Scientists are also hard at work developing user-friendly interfaces in which data related to a query are presented in a standardized and digestible format for users. Jargon is limited and key data are highlighted. For example, Biozon (http://www.biozon.org) compiles the holdings of more than 12 databases containing DNA and protein sequence information, protein structure (PDB, SCOP), gene expression and ontology, metabolic pathways (KEGG) and protein-protein interactions (BIND). Furthermore, Biozon allows searches across different data types, facilitating cross-database comparison and the identification of discrepancies or inconsistencies between datasets.

User-friendly interfaces are a step forward, but what ensures that the myriad databases will still be there to query five or ten years down the line? The future is uncertain for many reasons, including a lack of time on the part of the developer to continually curate the database, manually ensuring that only high-quality data is added to the repository, and to update the computer hardware to ensure ready access. Even simple lab databases can quickly grow into unwieldy beasts that require more time from a scientist who has experiments to do. Curators and hardware require a continuous stream of funding, so loss of financial support is perhaps the more significant threat to the survival of a database. The financial resources for many databases come from the public sector and are always in danger of disappearing. For example, Biozon is funded by the U.S. National Science Foundation, but it is the additional funding from Sun Microsystems and Cornell University that may ensure its longevity. BIND, which has been funded by the Canadian government since its inception in 1999, has been seeking new financial support since the Canadian agencies failed to renew its grants. BIND is likely to receive financial support from Singapore, which has provided some support in the past. As many of us know, grant support can come and go, but measures can be taken to ensure that future funding will be garnered.

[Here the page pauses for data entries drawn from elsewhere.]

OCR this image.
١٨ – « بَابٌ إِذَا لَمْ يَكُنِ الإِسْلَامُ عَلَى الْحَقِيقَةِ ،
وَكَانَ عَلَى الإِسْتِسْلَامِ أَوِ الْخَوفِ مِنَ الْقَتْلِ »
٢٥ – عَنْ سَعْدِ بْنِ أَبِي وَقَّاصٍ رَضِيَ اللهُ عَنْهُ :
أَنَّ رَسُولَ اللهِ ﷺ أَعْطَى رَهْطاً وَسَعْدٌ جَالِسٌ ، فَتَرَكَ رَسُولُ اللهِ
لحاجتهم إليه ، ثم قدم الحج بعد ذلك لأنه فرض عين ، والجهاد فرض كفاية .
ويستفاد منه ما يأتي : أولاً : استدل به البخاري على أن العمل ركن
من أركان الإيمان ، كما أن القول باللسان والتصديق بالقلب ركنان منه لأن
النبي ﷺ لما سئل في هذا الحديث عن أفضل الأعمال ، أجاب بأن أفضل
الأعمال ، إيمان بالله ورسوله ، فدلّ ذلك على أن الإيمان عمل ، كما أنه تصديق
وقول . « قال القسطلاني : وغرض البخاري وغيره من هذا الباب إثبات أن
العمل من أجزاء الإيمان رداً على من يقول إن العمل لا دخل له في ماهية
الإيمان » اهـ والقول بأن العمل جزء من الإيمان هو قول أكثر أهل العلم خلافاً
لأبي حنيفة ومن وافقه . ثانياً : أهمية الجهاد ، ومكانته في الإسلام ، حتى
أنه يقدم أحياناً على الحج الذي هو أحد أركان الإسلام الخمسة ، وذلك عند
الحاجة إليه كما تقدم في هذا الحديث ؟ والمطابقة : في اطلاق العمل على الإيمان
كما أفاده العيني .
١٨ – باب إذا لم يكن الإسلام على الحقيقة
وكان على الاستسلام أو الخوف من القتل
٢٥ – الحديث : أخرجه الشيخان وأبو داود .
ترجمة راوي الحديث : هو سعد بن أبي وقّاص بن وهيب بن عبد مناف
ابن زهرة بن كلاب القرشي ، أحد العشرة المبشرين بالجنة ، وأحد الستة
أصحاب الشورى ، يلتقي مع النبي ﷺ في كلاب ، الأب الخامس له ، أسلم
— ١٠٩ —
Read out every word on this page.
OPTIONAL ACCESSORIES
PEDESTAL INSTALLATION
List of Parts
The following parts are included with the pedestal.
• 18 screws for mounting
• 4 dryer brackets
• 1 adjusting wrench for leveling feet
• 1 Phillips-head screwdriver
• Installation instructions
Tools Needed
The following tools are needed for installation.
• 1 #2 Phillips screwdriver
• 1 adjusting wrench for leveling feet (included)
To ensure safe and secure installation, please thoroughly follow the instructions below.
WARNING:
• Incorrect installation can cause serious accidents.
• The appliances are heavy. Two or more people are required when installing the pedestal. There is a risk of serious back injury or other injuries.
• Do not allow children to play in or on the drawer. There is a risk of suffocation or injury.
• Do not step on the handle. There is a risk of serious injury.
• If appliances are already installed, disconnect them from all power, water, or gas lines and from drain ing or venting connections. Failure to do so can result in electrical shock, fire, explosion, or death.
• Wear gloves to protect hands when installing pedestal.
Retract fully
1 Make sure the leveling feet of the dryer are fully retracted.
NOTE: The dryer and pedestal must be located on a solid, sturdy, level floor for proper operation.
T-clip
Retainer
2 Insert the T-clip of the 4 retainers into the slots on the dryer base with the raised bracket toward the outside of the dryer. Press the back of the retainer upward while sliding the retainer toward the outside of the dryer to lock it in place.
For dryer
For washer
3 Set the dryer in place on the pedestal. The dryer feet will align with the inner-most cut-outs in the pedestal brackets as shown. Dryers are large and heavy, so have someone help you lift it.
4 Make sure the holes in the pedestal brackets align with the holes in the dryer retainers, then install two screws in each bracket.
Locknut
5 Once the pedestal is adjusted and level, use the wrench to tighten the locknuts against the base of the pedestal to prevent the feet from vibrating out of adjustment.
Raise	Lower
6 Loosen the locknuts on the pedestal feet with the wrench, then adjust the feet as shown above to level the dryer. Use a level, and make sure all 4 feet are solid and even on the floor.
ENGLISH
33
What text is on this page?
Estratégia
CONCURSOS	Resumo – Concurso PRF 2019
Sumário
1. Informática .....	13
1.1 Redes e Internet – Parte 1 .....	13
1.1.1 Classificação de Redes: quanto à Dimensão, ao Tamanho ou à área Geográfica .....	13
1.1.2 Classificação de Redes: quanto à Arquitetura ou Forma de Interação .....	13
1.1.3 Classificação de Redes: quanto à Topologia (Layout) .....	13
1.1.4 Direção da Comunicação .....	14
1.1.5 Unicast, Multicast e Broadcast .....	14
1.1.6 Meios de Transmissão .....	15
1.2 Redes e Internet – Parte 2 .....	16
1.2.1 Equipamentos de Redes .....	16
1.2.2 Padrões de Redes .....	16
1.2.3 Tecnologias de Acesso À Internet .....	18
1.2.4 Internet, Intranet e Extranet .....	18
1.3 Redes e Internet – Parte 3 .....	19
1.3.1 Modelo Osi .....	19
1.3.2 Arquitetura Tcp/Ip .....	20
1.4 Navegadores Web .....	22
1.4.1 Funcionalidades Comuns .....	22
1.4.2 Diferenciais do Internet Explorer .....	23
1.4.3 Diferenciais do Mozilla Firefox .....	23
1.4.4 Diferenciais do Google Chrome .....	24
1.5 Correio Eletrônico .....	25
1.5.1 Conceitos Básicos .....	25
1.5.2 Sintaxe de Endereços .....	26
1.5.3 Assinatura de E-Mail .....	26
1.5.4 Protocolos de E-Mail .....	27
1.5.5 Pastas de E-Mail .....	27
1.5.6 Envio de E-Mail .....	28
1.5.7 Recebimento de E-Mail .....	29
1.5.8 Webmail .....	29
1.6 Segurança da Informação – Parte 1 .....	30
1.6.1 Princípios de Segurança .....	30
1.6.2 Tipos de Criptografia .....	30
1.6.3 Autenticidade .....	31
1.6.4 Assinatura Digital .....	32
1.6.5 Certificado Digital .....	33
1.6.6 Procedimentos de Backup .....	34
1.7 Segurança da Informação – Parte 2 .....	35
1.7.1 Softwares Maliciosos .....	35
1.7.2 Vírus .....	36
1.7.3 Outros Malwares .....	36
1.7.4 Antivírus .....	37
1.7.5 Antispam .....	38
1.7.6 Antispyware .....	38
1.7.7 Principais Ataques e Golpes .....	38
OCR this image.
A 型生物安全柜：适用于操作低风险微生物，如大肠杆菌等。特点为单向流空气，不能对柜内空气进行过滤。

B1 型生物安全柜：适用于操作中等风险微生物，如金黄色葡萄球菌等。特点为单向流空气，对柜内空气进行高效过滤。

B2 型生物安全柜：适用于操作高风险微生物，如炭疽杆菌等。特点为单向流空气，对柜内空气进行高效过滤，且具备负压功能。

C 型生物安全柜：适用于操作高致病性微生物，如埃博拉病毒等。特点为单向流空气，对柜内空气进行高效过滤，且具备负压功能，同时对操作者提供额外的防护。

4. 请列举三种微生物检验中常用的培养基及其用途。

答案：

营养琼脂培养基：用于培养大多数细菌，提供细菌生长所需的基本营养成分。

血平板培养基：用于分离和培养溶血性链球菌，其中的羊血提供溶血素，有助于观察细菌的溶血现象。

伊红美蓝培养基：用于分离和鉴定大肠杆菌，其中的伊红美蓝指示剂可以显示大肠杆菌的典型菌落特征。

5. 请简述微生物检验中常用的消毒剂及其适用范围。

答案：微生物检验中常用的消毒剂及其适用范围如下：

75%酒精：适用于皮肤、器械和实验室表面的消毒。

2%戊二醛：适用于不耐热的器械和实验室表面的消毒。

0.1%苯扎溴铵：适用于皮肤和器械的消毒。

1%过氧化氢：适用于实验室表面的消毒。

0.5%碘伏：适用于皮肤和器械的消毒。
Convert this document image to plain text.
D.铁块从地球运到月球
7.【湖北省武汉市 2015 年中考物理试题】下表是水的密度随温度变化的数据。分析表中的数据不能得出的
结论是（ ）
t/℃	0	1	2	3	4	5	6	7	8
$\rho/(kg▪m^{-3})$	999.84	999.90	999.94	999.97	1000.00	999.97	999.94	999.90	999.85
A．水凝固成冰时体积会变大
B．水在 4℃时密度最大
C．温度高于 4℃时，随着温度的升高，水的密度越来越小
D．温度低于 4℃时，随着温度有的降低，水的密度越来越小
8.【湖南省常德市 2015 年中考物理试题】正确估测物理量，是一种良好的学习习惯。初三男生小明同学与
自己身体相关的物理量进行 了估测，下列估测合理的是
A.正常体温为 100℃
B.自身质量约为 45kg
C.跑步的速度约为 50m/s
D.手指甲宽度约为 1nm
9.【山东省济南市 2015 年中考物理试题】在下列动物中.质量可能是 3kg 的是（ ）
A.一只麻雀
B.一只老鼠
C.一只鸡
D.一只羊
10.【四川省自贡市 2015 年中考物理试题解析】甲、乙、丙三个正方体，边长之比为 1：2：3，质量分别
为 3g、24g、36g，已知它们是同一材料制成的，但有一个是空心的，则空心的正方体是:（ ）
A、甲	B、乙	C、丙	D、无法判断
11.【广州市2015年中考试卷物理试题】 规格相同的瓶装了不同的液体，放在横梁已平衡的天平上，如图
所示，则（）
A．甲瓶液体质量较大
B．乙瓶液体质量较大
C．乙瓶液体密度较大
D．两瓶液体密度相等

So what characteristics are important for a database to survive changes in funding? Successful databases such as the PDB have continued to improve their user resources, whether it is their search engines, user-friendly interfaces or available data analysis and visualization tools for specialists and nonspecialists who need to use their data. More recently, these established databases have begun to link to other successful databases. For example, the PDB is integrating its content with data from Gene Ontology, Enzyme Commission, Kyoto Encyclopedia of Genes and Genomes and various National Center for Biotechnology Information resources. These data are mapped onto structures and loaded into the PDB database. BIND has a similar process by which they integrate the PDB data into their repository. Such integration and implementation of user-friendly tools entrenches databases in the daily lives of scientists and makes it easier for repositories to convince funding agencies that investment in their databases is worthwhile.

Although not all databases will survive the technical and financial pressures they encounter, structural and molecular biologists can rest assured that using databases will become easier in the near future. The current trend toward designing better web interfaces that collect information from multiple databases will facilitate access to diverse data and an increasingly comprehensive understanding of cellular systems.